A 1949 graduate of McKeesport Technical High School and a member of the school's Alumni Hall of Fame, Michals attended the University of Colorado on a scholarship before teaching himself photography. In the late 1950s, Michals shot to fame in the late 1950s after borrowing a friend’s camera and going on a trip behind the so-called Iron Curtain into the Soviet Union.

“No one was going to Russia in those days,” he said, “even Russians didn’t want to go to Russia.”

Over the past years, Michals has been collaborating with McKeesport officials and local artists to clear the site of his family home and build what he has called a “pipe palace” paying tribute to local steelworkers.

In his ninth decade, Michals encouraged his audience to keep stretching their own abilities and learning new skills.

“I feel uncomfortable in my ‘comfort zone,’” he said. “I love confrontation in life. I confrontation in my work. I always say, shoot first, and ask questions later.”

Duane Michals watches one of his short films along with the audience Friday at McKeesport Regional History & Heritage Center. (Tube City Almanac photo)


Several years ago, Michals began experimenting with movie-making, and showed several short films to his McKeesport audience, including one called “McKeesport, 1931,” based on the true story of how his mother told her parents that she was pregnant.

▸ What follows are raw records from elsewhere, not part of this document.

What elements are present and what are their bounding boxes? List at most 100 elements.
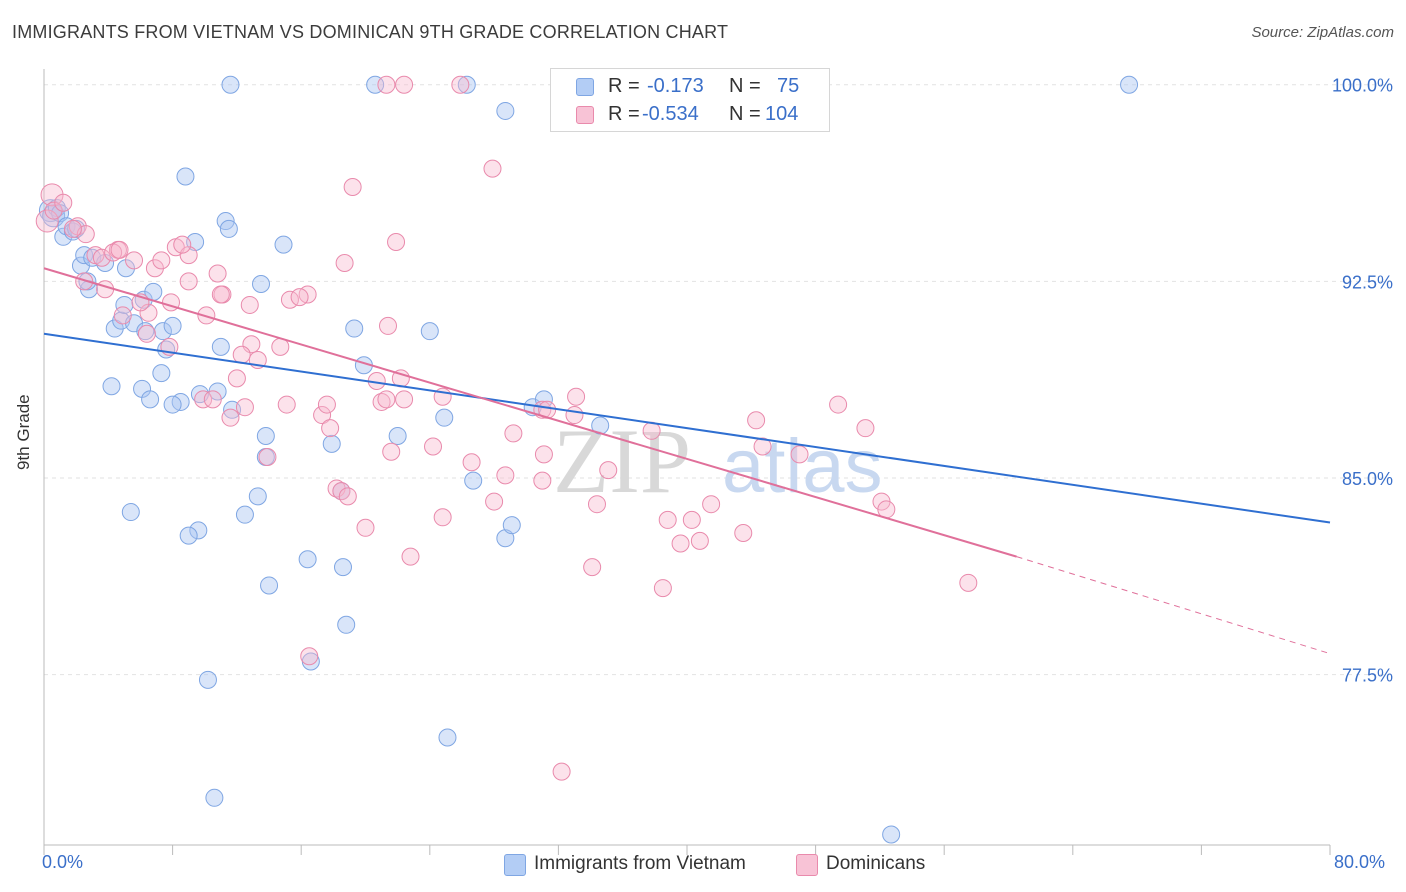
point-vietnam [235,505,254,524]
grid-lines [44,84,1390,676]
legend-label-vietnam: Immigrants from Vietnam [534,853,746,874]
point-dominicans [377,390,396,409]
point-vietnam [205,788,224,807]
point-vietnam [136,322,155,341]
point-dominicans [277,395,296,414]
point-dominicans [372,392,391,411]
n-value: 104 [765,103,799,125]
r-value: -0.173 [647,75,704,97]
point-dominicans [313,406,332,425]
x-tick-label-max: 80.0% [1334,852,1386,872]
point-dominicans [690,531,709,550]
point-dominicans [433,508,452,527]
point-vietnam [438,728,457,747]
trend-lines [43,267,1331,655]
point-dominicans [208,264,227,283]
point-dominicans [552,762,571,781]
point-vietnam [457,75,476,94]
point-dominicans [75,272,94,291]
point-dominicans [356,518,375,537]
point-dominicans [40,183,64,207]
point-vietnam [121,503,140,522]
point-dominicans [790,445,809,464]
n-label: N = [729,103,761,125]
point-dominicans [240,295,259,314]
point-vietnam [435,408,454,427]
point-vietnam [1120,75,1139,94]
point-vietnam [211,337,230,356]
point-vietnam [153,322,172,341]
point-vietnam [502,516,521,535]
point-vietnam [152,364,171,383]
n-value: 75 [777,75,800,97]
point-vietnam [337,615,356,634]
point-dominicans [300,647,319,666]
point-dominicans [321,419,340,438]
stats-swatch-dominicans [576,106,594,124]
trend-line-dominicans-extension [1016,556,1331,655]
point-dominicans [462,453,481,472]
point-dominicans [258,448,277,466]
point-vietnam [496,101,515,120]
point-dominicans [653,579,672,598]
point-dominicans [829,395,848,414]
point-dominicans [343,177,362,196]
point-vietnam [260,576,279,595]
point-vietnam [179,526,198,545]
point-vietnam [163,395,182,414]
point-dominicans [203,390,222,409]
trend-line-vietnam [43,332,1331,524]
point-dominicans [232,345,251,364]
point-dominicans [504,424,523,443]
point-dominicans [747,411,766,430]
y-tick-label: 92.5% [1342,272,1393,292]
point-dominicans [534,445,553,464]
y-axis-label: 9th Grade [14,394,33,470]
point-vietnam [388,427,407,446]
point-dominicans [227,369,246,388]
point-dominicans [338,487,357,506]
point-dominicans [567,387,586,406]
point-dominicans [451,75,470,94]
point-dominicans [658,510,677,529]
point-dominicans [496,466,515,485]
point-dominicans [235,398,254,417]
point-dominicans [377,75,396,94]
point-dominicans [179,246,198,265]
point-dominicans [702,495,721,514]
point-dominicans [152,251,171,270]
point-vietnam [221,75,240,94]
source-label: Source: ZipAtlas.com [1251,24,1394,41]
point-dominicans [401,547,420,566]
point-dominicans [137,324,156,343]
point-dominicans [92,248,111,267]
point-dominicans [63,219,82,238]
legend-swatch-vietnam [504,854,526,876]
point-dominicans [54,193,73,212]
point-dominicans [753,437,772,456]
point-vietnam [252,274,271,293]
point-dominicans [335,254,354,272]
point-dominicans [671,534,690,553]
point-dominicans [387,233,406,252]
axes [43,69,1331,855]
point-dominicans [382,442,401,461]
point-dominicans [565,406,584,425]
y-tick-label: 100.0% [1332,76,1393,96]
r-value: -0.534 [642,103,699,125]
point-dominicans [110,240,129,259]
point-vietnam [345,319,364,338]
point-vietnam [882,825,901,844]
point-dominicans [587,495,606,514]
point-vietnam [333,558,352,577]
r-label: R = [608,75,640,97]
point-dominicans [682,510,701,529]
point-vietnam [322,434,341,453]
point-dominicans [599,461,618,480]
point-dominicans [173,235,192,254]
point-vietnam [102,377,121,396]
r-label: R = [608,103,640,125]
point-dominicans [317,395,336,414]
point-dominicans [856,419,875,438]
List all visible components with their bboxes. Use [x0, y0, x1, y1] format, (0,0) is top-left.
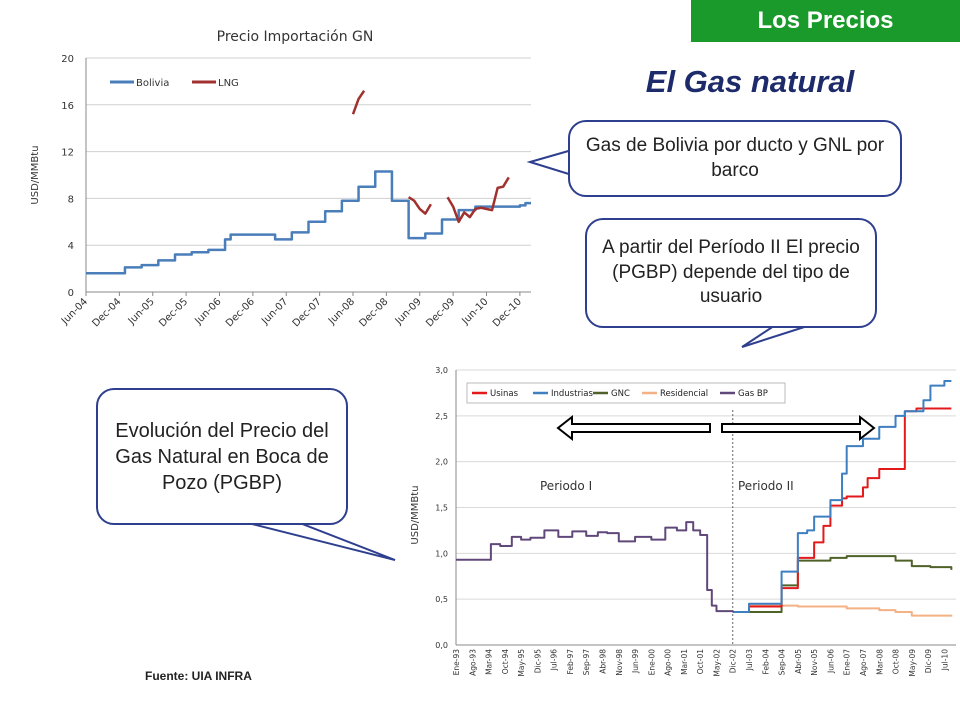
chart2-legend-label: Industrias — [551, 389, 594, 399]
chart2-x-tick-label: Abr-98 — [599, 649, 608, 674]
chart2-series-gas-bp — [456, 521, 734, 613]
chart2-x-tick-label: Feb-97 — [566, 649, 575, 675]
section-badge: Los Precios — [691, 0, 960, 42]
callout-left-pointer — [235, 519, 396, 561]
chart2-x-tick-label: Dic-02 — [729, 649, 738, 673]
chart2-x-tick-label: Ene-00 — [647, 649, 656, 676]
chart2-x-tick-label: Feb-04 — [761, 649, 770, 675]
chart1-y-tick-label: 4 — [68, 241, 74, 252]
chart-pgbp: 0,0 0,5 1,0 1,5 2,0 2,5 3,0 USD/MMBtu Ene-93 Ago-… — [410, 366, 956, 677]
slide-title: El Gas natural — [645, 64, 855, 99]
chart2-y-tick-label: 1,5 — [435, 504, 448, 513]
chart1-x-tick-label: Dec-10 — [491, 296, 524, 329]
chart1-series-lng — [351, 90, 366, 115]
chart2-legend-label: Residencial — [660, 389, 708, 399]
chart1-legend-label: LNG — [218, 78, 239, 89]
chart2-y-tick-label: 2,5 — [435, 412, 448, 421]
chart-import-price: Precio Importación GN 0 4 8 12 16 20 USD/MMBtu J… — [30, 29, 531, 329]
chart2-x-tick-label: Jun-06 — [826, 649, 835, 674]
chart1-x-tick-label: Dec-09 — [424, 296, 457, 329]
chart2-series-usinas — [732, 407, 952, 613]
chart2-x-tick-label: Mar-01 — [680, 649, 689, 675]
chart2-legend-label: GNC — [611, 389, 630, 399]
chart1-x-tick-label: Dec-05 — [157, 296, 190, 329]
chart1-x-tick-label: Jun-08 — [326, 296, 357, 327]
chart1-y-tick-label: 8 — [68, 194, 74, 205]
chart2-legend-label: Usinas — [490, 389, 519, 399]
chart1-y-tick-label: 12 — [61, 148, 74, 159]
chart2-x-tick-label: Oct-08 — [892, 649, 901, 674]
chart2-x-tick-label: Abr-05 — [794, 649, 803, 674]
chart2-x-tick-label: Oct-94 — [501, 649, 510, 674]
chart1-series-lng — [446, 176, 510, 224]
chart2-x-tick-label: Sep-97 — [582, 649, 591, 676]
chart2-series-industrias — [732, 380, 952, 613]
chart2-x-tick-label: Ene-07 — [843, 649, 852, 676]
chart2-legend-label: Gas BP — [738, 389, 768, 399]
chart1-x-tick-label: Dec-07 — [291, 296, 324, 329]
chart1-x-tick-label: Jun-05 — [126, 296, 157, 327]
chart1-x-tick-label: Jun-10 — [460, 296, 491, 327]
chart2-x-tick-label: Jul-10 — [940, 649, 949, 672]
chart2-x-tick-label: May-02 — [712, 649, 721, 677]
chart1-x-tick-label: Jun-07 — [259, 296, 290, 327]
chart1-x-tick-label: Jun-09 — [393, 296, 424, 327]
chart1-y-tick-label: 0 — [68, 288, 74, 299]
chart2-x-tick-label: Jul-96 — [550, 649, 559, 672]
chart2-x-tick-label: Nov-05 — [810, 649, 819, 676]
callout-top: Gas de Bolivia por ducto y GNL por barco — [568, 120, 902, 197]
chart2-x-tick-label: Mar-94 — [485, 649, 494, 675]
chart2-x-tick-label: May-95 — [517, 649, 526, 677]
chart2-x-tick-label: Jul-03 — [745, 649, 754, 672]
chart2-y-tick-label: 0,0 — [435, 641, 448, 650]
chart2-x-tick-label: Dic-09 — [924, 649, 933, 673]
chart2-y-axis-label: USD/MMBtu — [410, 485, 421, 544]
chart2-y-tick-label: 0,5 — [435, 595, 448, 604]
chart2-x-tick-label: Sep-04 — [778, 649, 787, 676]
chart1-y-tick-label: 20 — [61, 54, 74, 65]
chart2-y-tick-label: 2,0 — [435, 458, 448, 467]
chart1-title: Precio Importación GN — [217, 29, 374, 45]
chart1-y-axis-label: USD/MMBtu — [30, 145, 41, 204]
chart2-x-tick-label: Ago-93 — [468, 649, 477, 676]
chart2-x-tick-label: Mar-08 — [875, 649, 884, 675]
chart2-x-tick-label: Ago-07 — [859, 649, 868, 676]
chart1-x-tick-label: Dec-08 — [357, 296, 390, 329]
chart2-x-tick-label: Ago-00 — [664, 649, 673, 676]
chart2-arrow-right — [721, 414, 876, 442]
chart1-series-lng — [407, 196, 432, 215]
chart1-series-bolivia — [86, 170, 531, 275]
chart2-x-tick-label: Nov-98 — [615, 649, 624, 676]
chart2-x-tick-label: Oct-01 — [696, 649, 705, 674]
chart2-arrow-left — [556, 414, 711, 442]
callout-middle: A partir del Período II El precio (PGBP)… — [585, 218, 877, 328]
chart1-x-tick-label: Jun-06 — [193, 296, 224, 327]
chart1-x-tick-label: Dec-04 — [90, 296, 123, 329]
source-note: Fuente: UIA INFRA — [145, 669, 252, 683]
chart1-x-tick-label: Dec-06 — [224, 296, 257, 329]
callout-left: Evolución del Precio del Gas Natural en … — [96, 388, 348, 525]
chart1-y-tick-label: 16 — [61, 101, 74, 112]
chart1-legend-label: Bolivia — [136, 78, 169, 89]
chart2-x-tick-label: Ene-93 — [452, 649, 461, 676]
chart2-x-tick-label: Dic-95 — [533, 649, 542, 673]
chart1-x-tick-label: Jun-04 — [59, 296, 90, 327]
chart2-annotation-periodo-ii: Periodo II — [738, 479, 794, 493]
chart2-y-tick-label: 3,0 — [435, 366, 448, 375]
chart2-y-tick-label: 1,0 — [435, 549, 448, 558]
chart2-x-tick-label: May-09 — [908, 649, 917, 677]
chart2-legend — [466, 382, 786, 404]
chart2-x-tick-label: Jun-99 — [631, 649, 640, 674]
chart2-annotation-periodo-i: Periodo I — [540, 479, 592, 493]
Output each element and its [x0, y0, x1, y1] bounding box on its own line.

Another, called “The Boy Who Counted Stars,” depicted Michals, then 90, returning to McKeesport as a “misfortune teller” to encounter his younger self on the streets of the city.

A third film, “The End,” depicts Michals in a dialogue with the Grim Reaper, confronting his emotions since the death of his longtime husband, Fred Gorree, who died in 2017 after an extended battle with Alzheimer’s.

Michals, an avowed and unapologetic atheist, told his audience to keep questioning their own limitations and perceptions of reality.

“I have been destroyed by the Hubbell (space) telescope,” he said. “One hundred years ago, we used to think that the Milky Way galaxy was the whole universe. Then, we saw these little blurry things out on the edges. The Hubbell telescope and the Webb (space) telescope showed us, ‘No, that isn’t so.’

“Stop looking at things, and start looking through things,” Michals told his audience. “I don’t care about what something looks like. I care about what it feels like.”